If, unfortunately, promoting social discord was indeed a purpose of the book, the attempt may have partially succeeded with what happened at the Bhandarkar Institute; the first salvo has been fired by pitting Maratha against Brahmin. Unless we desire lumpen elements to take undue advantage of the fallout of the regrettable BORI incident, concerted and well informed public opinion needs to be nurtured to arrest and neutralize machinations of a wildly proliferating class of pliable political paid pipers! Because Laine has blatantly used, in the matter of Shivaji's parentage at least, sources that cannot pass the test of reliability even by a long shot, it is necessary for scholars to scrutinize the entire work for its truthfulness, especially the development of communalised identities upon which he dwells at great length. All frivolous 'scholarship' needs to be unequivocally discredited and disowned by intellectuals in the interests of veracity and probity in academia.

While undeniably condemning the attack on the Bhandarkar Institute archives, with the plea that the guilty should not go unpunished, should we not also examine the role of the so-called 'thinkers' who might perhaps unwittingly have assisted if not actually set up Laine's mischief in the first place? Laine mentions in the Acknowledgments (p. viii) that his "scholarly home has been the Bhandarkar Oriental Research Institute in Pune" where he "profited from advice and assistance". Once the BORI administration realised the explosive nature of the book's contents, and how they were sitting on a time bomb for all these months, it might have been appropriate for them to issue a strong public denial and condemnation of the author, in no uncertain terms, for his highly objectionable effort to convert innuendo and gossip into a matter of documentary record.

It is up to Laine to inform his readers as to how and where he dug up this disgusting rumour casting aspersions upon the character of Shivaji's mother, who is herself a figure of great veneration to all. She was a single mother of great character and substance: the fountainhead of inspiration of Shivaji's life's work.
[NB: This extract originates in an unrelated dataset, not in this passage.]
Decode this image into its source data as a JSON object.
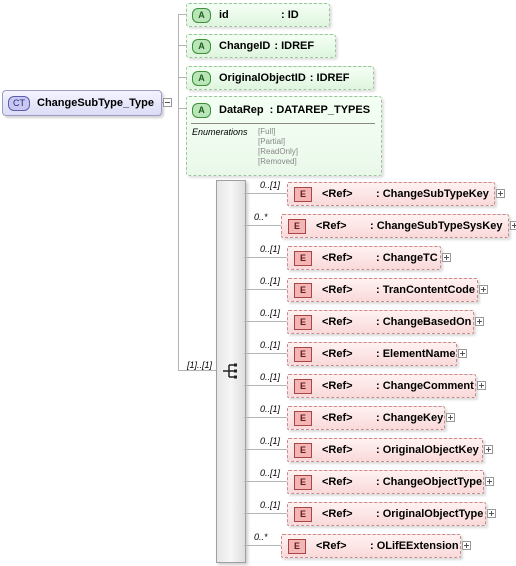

Needless to state, all this only applies if the real intention behind the book was more than what Laine declares. But from even its very title, the book comes through more like an exercise in skullduggery, which is unfortunate!

If research is undertaken with the ultimate aim of benefiting humanity, one wonders how the present book can achieve that end! Scholars ought not to forget that institutions supporting them are rooted in their particular indigenous ethos to which they must be accountable, especially when the results are sought to be commercially exploited through book sales.

The body fabric of a resurgent India, and particularly that of a progressive state like Maharashtra, can well do without such vicious 'scholarship' inflicting upon it further damage. We hope that saner counsel will prevail, as a fitting tribute to its chief architect, Chhatrapati Shivaji Maharaj.